Fisheries off the coast of California, like fisheries around the world, have been battling collapse for years. Lax regulations, wasteful practices, a growing global appetite for fish and increased competition among fishermen for the few fish that remain - all of these things contributed to the federal government's decision, in 2000, to formally declare the fisheries stretching from Morro Bay on the central coast all the way up to Washington state's Puget Sound an "economic disaster." The ensuing attempts to restrict the catch frustrated fishermen, but did little to help the fish recover.

So kudos to the Pacific Fishery Management Council for deciding that it's time to try something radically new and different. In a unanimous vote last week, the council decided to implement the model that's turned around Alaskan fisheries. It requires fishermen to share the catch, not compete for it. A recent study in the journal Science suggested that a fishery can be saved when fishermen are given a guaranteed share of the catch. The study suggested that shared stakes worked better than other restrictions, including overall restrictions on the catch and seasonal limits.

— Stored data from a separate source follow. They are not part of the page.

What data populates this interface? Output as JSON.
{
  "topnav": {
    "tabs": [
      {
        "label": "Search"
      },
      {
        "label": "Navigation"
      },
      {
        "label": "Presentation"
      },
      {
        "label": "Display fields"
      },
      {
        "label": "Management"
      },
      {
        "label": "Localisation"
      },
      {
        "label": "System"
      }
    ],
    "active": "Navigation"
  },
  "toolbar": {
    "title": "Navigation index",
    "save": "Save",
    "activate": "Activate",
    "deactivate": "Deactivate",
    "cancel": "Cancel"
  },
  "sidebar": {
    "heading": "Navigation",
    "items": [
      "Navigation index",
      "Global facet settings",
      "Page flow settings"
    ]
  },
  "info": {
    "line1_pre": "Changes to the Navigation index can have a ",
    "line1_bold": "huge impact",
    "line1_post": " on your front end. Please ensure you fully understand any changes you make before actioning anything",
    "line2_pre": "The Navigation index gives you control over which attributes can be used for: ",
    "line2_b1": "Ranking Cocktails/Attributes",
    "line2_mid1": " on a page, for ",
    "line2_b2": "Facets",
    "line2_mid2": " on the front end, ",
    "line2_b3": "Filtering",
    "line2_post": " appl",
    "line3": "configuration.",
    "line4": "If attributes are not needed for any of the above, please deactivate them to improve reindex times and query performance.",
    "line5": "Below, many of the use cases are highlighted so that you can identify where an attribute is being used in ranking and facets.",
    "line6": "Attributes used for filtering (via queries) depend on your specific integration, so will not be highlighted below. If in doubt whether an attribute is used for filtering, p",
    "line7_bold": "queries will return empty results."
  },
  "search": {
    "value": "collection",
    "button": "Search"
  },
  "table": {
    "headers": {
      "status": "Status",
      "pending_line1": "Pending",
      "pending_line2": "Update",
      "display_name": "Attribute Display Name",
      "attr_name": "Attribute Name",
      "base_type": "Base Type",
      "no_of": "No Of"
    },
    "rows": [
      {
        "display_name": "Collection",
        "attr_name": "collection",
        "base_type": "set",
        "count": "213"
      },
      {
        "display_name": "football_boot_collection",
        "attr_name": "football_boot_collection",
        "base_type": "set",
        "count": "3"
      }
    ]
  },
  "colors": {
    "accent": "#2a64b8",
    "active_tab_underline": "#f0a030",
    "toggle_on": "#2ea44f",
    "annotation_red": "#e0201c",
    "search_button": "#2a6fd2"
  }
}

The method's worked in Alaska, by far the country's biggest source for fish (over 5 billion pounds caught annually). There, fishermen self-police, abiding by annual catch limits determined by scientists and sharing the profits. Alaska's fisheries are considered some of the world's best-managed, and most of them are certified as sustainable. It's an impressive record that we'd do well to copy here.

Of course, here we would have to have more than self-policing, because some fishing groups are already hopping mad, calling the council's plan "sharecropping."

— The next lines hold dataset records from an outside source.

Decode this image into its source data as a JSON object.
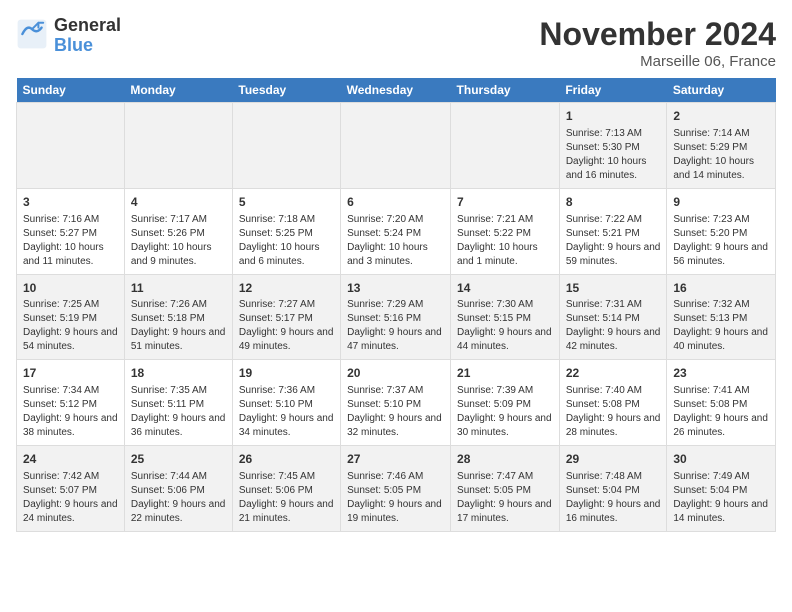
{
  "logo": {
    "general": "General",
    "blue": "Blue"
  },
  "header": {
    "month": "November 2024",
    "location": "Marseille 06, France"
  },
  "weekdays": [
    "Sunday",
    "Monday",
    "Tuesday",
    "Wednesday",
    "Thursday",
    "Friday",
    "Saturday"
  ],
  "weeks": [
    [
      {
        "day": "",
        "info": ""
      },
      {
        "day": "",
        "info": ""
      },
      {
        "day": "",
        "info": ""
      },
      {
        "day": "",
        "info": ""
      },
      {
        "day": "",
        "info": ""
      },
      {
        "day": "1",
        "info": "Sunrise: 7:13 AM\nSunset: 5:30 PM\nDaylight: 10 hours and 16 minutes."
      },
      {
        "day": "2",
        "info": "Sunrise: 7:14 AM\nSunset: 5:29 PM\nDaylight: 10 hours and 14 minutes."
      }
    ],
    [
      {
        "day": "3",
        "info": "Sunrise: 7:16 AM\nSunset: 5:27 PM\nDaylight: 10 hours and 11 minutes."
      },
      {
        "day": "4",
        "info": "Sunrise: 7:17 AM\nSunset: 5:26 PM\nDaylight: 10 hours and 9 minutes."
      },
      {
        "day": "5",
        "info": "Sunrise: 7:18 AM\nSunset: 5:25 PM\nDaylight: 10 hours and 6 minutes."
      },
      {
        "day": "6",
        "info": "Sunrise: 7:20 AM\nSunset: 5:24 PM\nDaylight: 10 hours and 3 minutes."
      },
      {
        "day": "7",
        "info": "Sunrise: 7:21 AM\nSunset: 5:22 PM\nDaylight: 10 hours and 1 minute."
      },
      {
        "day": "8",
        "info": "Sunrise: 7:22 AM\nSunset: 5:21 PM\nDaylight: 9 hours and 59 minutes."
      },
      {
        "day": "9",
        "info": "Sunrise: 7:23 AM\nSunset: 5:20 PM\nDaylight: 9 hours and 56 minutes."
      }
    ],
    [
      {
        "day": "10",
        "info": "Sunrise: 7:25 AM\nSunset: 5:19 PM\nDaylight: 9 hours and 54 minutes."
      },
      {
        "day": "11",
        "info": "Sunrise: 7:26 AM\nSunset: 5:18 PM\nDaylight: 9 hours and 51 minutes."
      },
      {
        "day": "12",
        "info": "Sunrise: 7:27 AM\nSunset: 5:17 PM\nDaylight: 9 hours and 49 minutes."
      },
      {
        "day": "13",
        "info": "Sunrise: 7:29 AM\nSunset: 5:16 PM\nDaylight: 9 hours and 47 minutes."
      },
      {
        "day": "14",
        "info": "Sunrise: 7:30 AM\nSunset: 5:15 PM\nDaylight: 9 hours and 44 minutes."
      },
      {
        "day": "15",
        "info": "Sunrise: 7:31 AM\nSunset: 5:14 PM\nDaylight: 9 hours and 42 minutes."
      },
      {
        "day": "16",
        "info": "Sunrise: 7:32 AM\nSunset: 5:13 PM\nDaylight: 9 hours and 40 minutes."
      }
    ],
    [
      {
        "day": "17",
        "info": "Sunrise: 7:34 AM\nSunset: 5:12 PM\nDaylight: 9 hours and 38 minutes."
      },
      {
        "day": "18",
        "info": "Sunrise: 7:35 AM\nSunset: 5:11 PM\nDaylight: 9 hours and 36 minutes."
      },
      {
        "day": "19",
        "info": "Sunrise: 7:36 AM\nSunset: 5:10 PM\nDaylight: 9 hours and 34 minutes."
      },
      {
        "day": "20",
        "info": "Sunrise: 7:37 AM\nSunset: 5:10 PM\nDaylight: 9 hours and 32 minutes."
      },
      {
        "day": "21",
        "info": "Sunrise: 7:39 AM\nSunset: 5:09 PM\nDaylight: 9 hours and 30 minutes."
      },
      {
        "day": "22",
        "info": "Sunrise: 7:40 AM\nSunset: 5:08 PM\nDaylight: 9 hours and 28 minutes."
      },
      {
        "day": "23",
        "info": "Sunrise: 7:41 AM\nSunset: 5:08 PM\nDaylight: 9 hours and 26 minutes."
      }
    ],
    [
      {
        "day": "24",
        "info": "Sunrise: 7:42 AM\nSunset: 5:07 PM\nDaylight: 9 hours and 24 minutes."
      },
      {
        "day": "25",
        "info": "Sunrise: 7:44 AM\nSunset: 5:06 PM\nDaylight: 9 hours and 22 minutes."
      },
      {
        "day": "26",
        "info": "Sunrise: 7:45 AM\nSunset: 5:06 PM\nDaylight: 9 hours and 21 minutes."
      },
      {
        "day": "27",
        "info": "Sunrise: 7:46 AM\nSunset: 5:05 PM\nDaylight: 9 hours and 19 minutes."
      },
      {
        "day": "28",
        "info": "Sunrise: 7:47 AM\nSunset: 5:05 PM\nDaylight: 9 hours and 17 minutes."
      },
      {
        "day": "29",
        "info": "Sunrise: 7:48 AM\nSunset: 5:04 PM\nDaylight: 9 hours and 16 minutes."
      },
      {
        "day": "30",
        "info": "Sunrise: 7:49 AM\nSunset: 5:04 PM\nDaylight: 9 hours and 14 minutes."
      }
    ]
  ]
}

Well. It's only sharecropping if there's a plantation to work on, and the status quo is going to wipe all of us out - environmentalists, fishermen and fish-lovers alike. It's true that the fishing industry will probably contract under this new plan: typically the industry consolidates under catch-share programs, as some fishermen sell their quotas and cash out of the business. But every fishing group would be wise to support the change, because a contracted industry beats a collapsed industry any day.